Albers hat schon vor seiner systematischen Erforschung der Farben und ihrer Beziehungen mit der ständigen Verunsicherung unseres Sehens gearbeitet. In seiner Graphik, vor allem den „Strukturalen Konstellationen“, die in Bottrop nun erstmalig nahezu komplett zu sehen ist, hat er den Konflikt zwischen dem „factual fact“ und dem „actual fact“ thematisiert. Dies ist der Unterschied zwischen der Linienführung an sich, ihrem faktischen Dasein also und ihrer Wirkung auf das Auge, ihrem perzeptionellen Sosein. Werner Spies hat im Katalog dafür die einleuchtende Formulierung gefunden, Albers baue „ein eindrucksvolles logisches Gedankengebäude auf: eine Logik, die zum Ziel hat, die Unlogik unseres Erkennens zu beweisen.“

Josef Albers war schon 32 Jahre alt, als er 1920 beschloß, noch einmal seine bildnerischen Mittel zu überprüfen.

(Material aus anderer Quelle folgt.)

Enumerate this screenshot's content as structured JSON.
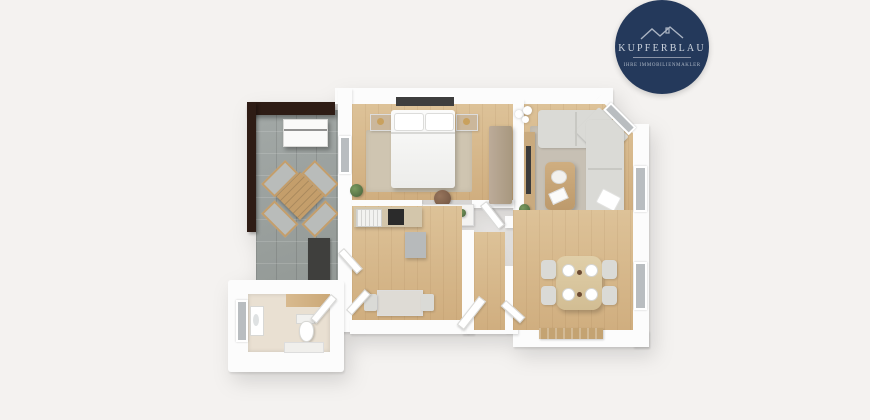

Er ging zu Gropius ans Bauhaus und begann praktisch noch einmal von vorn. Daß aus dem Schüler schließlich der Lehrer wurde, daß Albers bis 1933, bis zur Zerschlagung des Bauhauses durch die Nazis, an dieser Schule blieb, war für beide ein Glück. Er selber konnte so die seinem Werk innewohnende Konsequenz in der für ihn notwendigen Ruhe und Konzentration ausbilden. Der Schule gab er, zunächst als Leiter der Glaswerkstatt, dann der Vorlehre, alles, dessen er, der überzeugte und überzeugende Pädagoge fähig war. Seine wirkliche Bedeutung als Lehrer aber erlangt Albers erst in den Vereinigten Staaten, zunächst am Black Mountain College, später an verschiedenen Universitäten, vor allem in Yale. Sein Einfluß auf die amerikanische Malerei der letzten dreißig Jahre ist kaum zu überschätzen: Robert Rauschenberg, Ad Reinhard, de Kooning und viele andere haben Zeugnis davon abgelegt, daß Albers kein Kunstpädagoge im üblichen Sinn gewesen ist, sondern jemand, dessen ganzes Trachten darauf gerichtet war, seine Schüler das Sehen zu lehren.